Take Care – Short Update on La Costa Michoacana.

Exactly one year ago, I wrote a post on the Michoacán coast. In this post, I extolled the wild beauty of the coast, its pristine beaches and lack of conventional tourist development. The coast has always had a reputation for danger – and it is still advisable not to travel at night – as there is a lot of narcotraficante activity in the area but generally it is believed to have got much safer in recent years.

In May last year, I wrote another post on the Coast based on the Mexican film ‘Amar a Morir’ which had just been released and which was set on the coast near La Ticla at the 180km mark.

Last summer a conflict surfaced over land between the indigenous communities of Santa María de Ostula, Coire and Pómaro and the townspeople of La Placita, around the 185 km mark on the main coastal highway. The situation rapidly became violent, tense and complicated. I wrote about this situation in my blog, but as my blog then became implicated in the conflict, I decided to withdraw the blog post, and the many comments it had generated, that related to the conflict.

One of the actions the indigenous people had taken was to block the main coast road at two strategic points heading south from La Placita. In this period of a few weeks whilst the road was blocked, two women – not Mexicans – were travelling north along the coast and suddenly, without warning, came across one of these road-blocks with armed men guarding it. Believing they were going to be robbed, they turned around and tried to escape back the way they had come from. Shots were fired at the car, aimed at the petrol tank as can be seen in the two photos, and the car was chased and eventually stopped. Fortunately no-one was seriously hurt but the experience was obviously very frightening for the two women

I am writing this now to warn people that the situation in this part of the coast has become tense again. It seems two regidores (elected officials) from the indigenous communities based in the Municipality of Aquila were kidnapped last week, and I was told that it was possible the coast road could be blocked again. I was due to attend an event on the coast last Saturday but because of the difficulties the event was postponed.

Whilst I don’t like to feed the idea that Mexico is a difficult, dangerous, violent place, it is best not to travel in this area whilst this situation persists and if you are have to travel along the coast take extreme care.

When I have more information, I will update this further.

5 comments so far

  1. […] here to see the original: Short Update on La Costa Michoacana « livingandworkinginmexico Share and […]

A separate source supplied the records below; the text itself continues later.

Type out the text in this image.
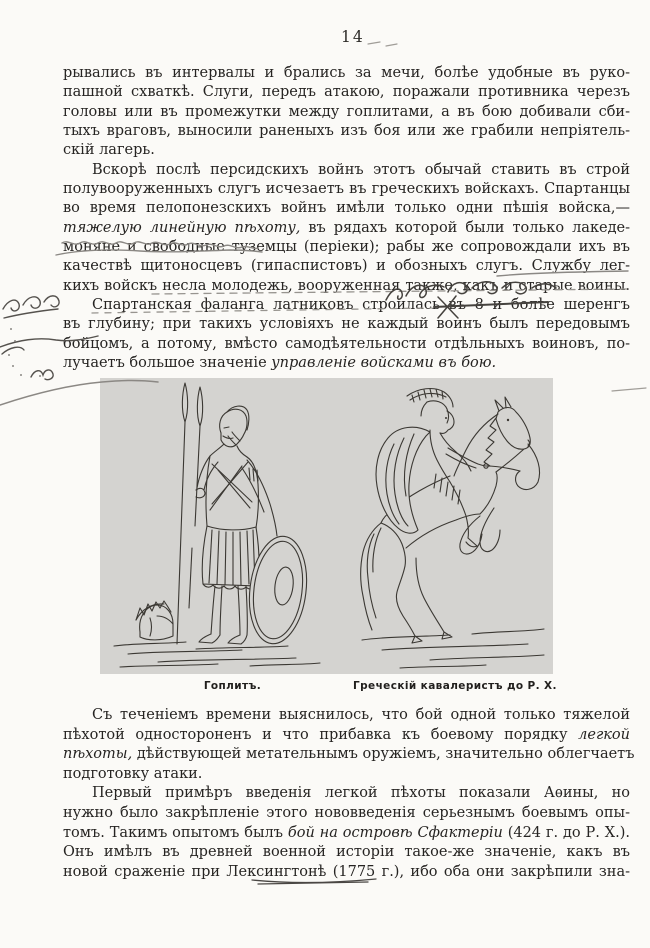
14
рывались въ интервалы и брались за мечи, болѣе удобные въ руко-
пашной схваткѣ. Слуги, передъ атакою, поражали противника черезъ
головы или въ промежутки между гоплитами, а въ бою добивали сби-
тыхъ враговъ, выносили раненыхъ изъ боя или же грабили непріятель-
скій лагерь.
Вскорѣ послѣ персидскихъ войнъ этотъ обычай ставить въ строй
полувооруженныхъ слугъ исчезаетъ въ греческихъ войскахъ. Спартанцы
во время пелопонезскихъ войнъ имѣли только одни пѣшія войска,—
тяжелую линейную пѣхоту, въ рядахъ которой были только лакеде-
моняне и свободные туземцы (періеки); рабы же сопровождали ихъ въ
качествѣ щитоносцевъ (гипаспистовъ) и обозныхъ слугъ. Службу лег-
кихъ войскъ несла молодежь, вооруженная также, какъ и старые воины.
Спартанская фаланга латниковъ строилась въ 8 и болѣе шеренгъ
въ глубину; при такихъ условіяхъ не каждый воинъ былъ передовымъ
бойцомъ, а потому, вмѣсто самодѣятельности отдѣльныхъ воиновъ, по-
лучаетъ большое значеніе управленіе войсками въ бою.
Гоплитъ.	Греческій кавалеристъ до Р. Х.
Съ теченіемъ времени выяснилось, что бой одной только тяжелой
пѣхотой одностороненъ и что прибавка къ боевому порядку легкой
пѣхоты, дѣйствующей метательнымъ оружіемъ, значительно облегчаетъ
подготовку атаки.
Первый примѣръ введенія легкой пѣхоты показали Аѳины, но
нужно было закрѣпленіе этого нововведенія серьезнымъ боевымъ опы-
томъ. Такимъ опытомъ былъ бой на островѣ Сфактеріи (424 г. до Р. Х.).
Онъ имѣлъ въ древней военной исторіи такое-же значеніе, какъ въ
новой сраженіе при Лексингтонѣ (1775 г.), ибо оба они закрѣпили зна-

  2. Abigail E. Blethen on

    I belong to a spiritual organization called Subud in 2010 we held our World Congressin New Zealand – these gatherings occur every 4 years and the next site is in Mexico. I’m not sure where exactly but I will consult our Subud USA web site with that information. Members from, literally all over the world will be attending, including me,if all goes well financially. Should we be concerned about terrorists, fall out from the drug trade.I plan to fly from Sea-Tac directly there. . Presently I live in Seattle but by 2014 I will have moved to Anacortes, WA to go back to WWU in Bellingham for my MA in Anthropology. I was looking forward to meeting curanderos,and ordinary mexicans. Between then and now I will be learning Spanish – presumably 2 years of Latin in highschool will hel! and meeting members of Subud Mexico, so I’m concerned.
    I lived for many year in England, in London & Shrophire – ttfn, AE Blethen . .

  3. paulrobertsmexico on

    Most of Mexico is fine and safer then a lot of the USA. As long as you are not holding your congress in Ciudad Juarez or another one of the US border cities (very unlikely, I’m sure!) you should be fine. At the moment there are no terrorists in Mexico, as the word is usually understood though every now and then one of the drug cartels does something that gets described as an act of terrorism. I hope you get the chance to meet some curanderos and ordinary Mexicans when you are here. In general the people are very warm and friendly.

  4. […] In addition, if you like large beach resorts, Manzanillo is about two hours away. But better still in my view, the lovely small resort of Melaque-Barra de Navidad is less than three hours away, as are the beautiful unspoilt beaches of the Michoacán coast. But be careful if you are thinking of visiting the Michoacán coast as my last post warned. […]

  5. ana lagunas on

    Just like every country all over the world mexico has places that are more dangerous then others. Just be careful and know where you are and who you are with.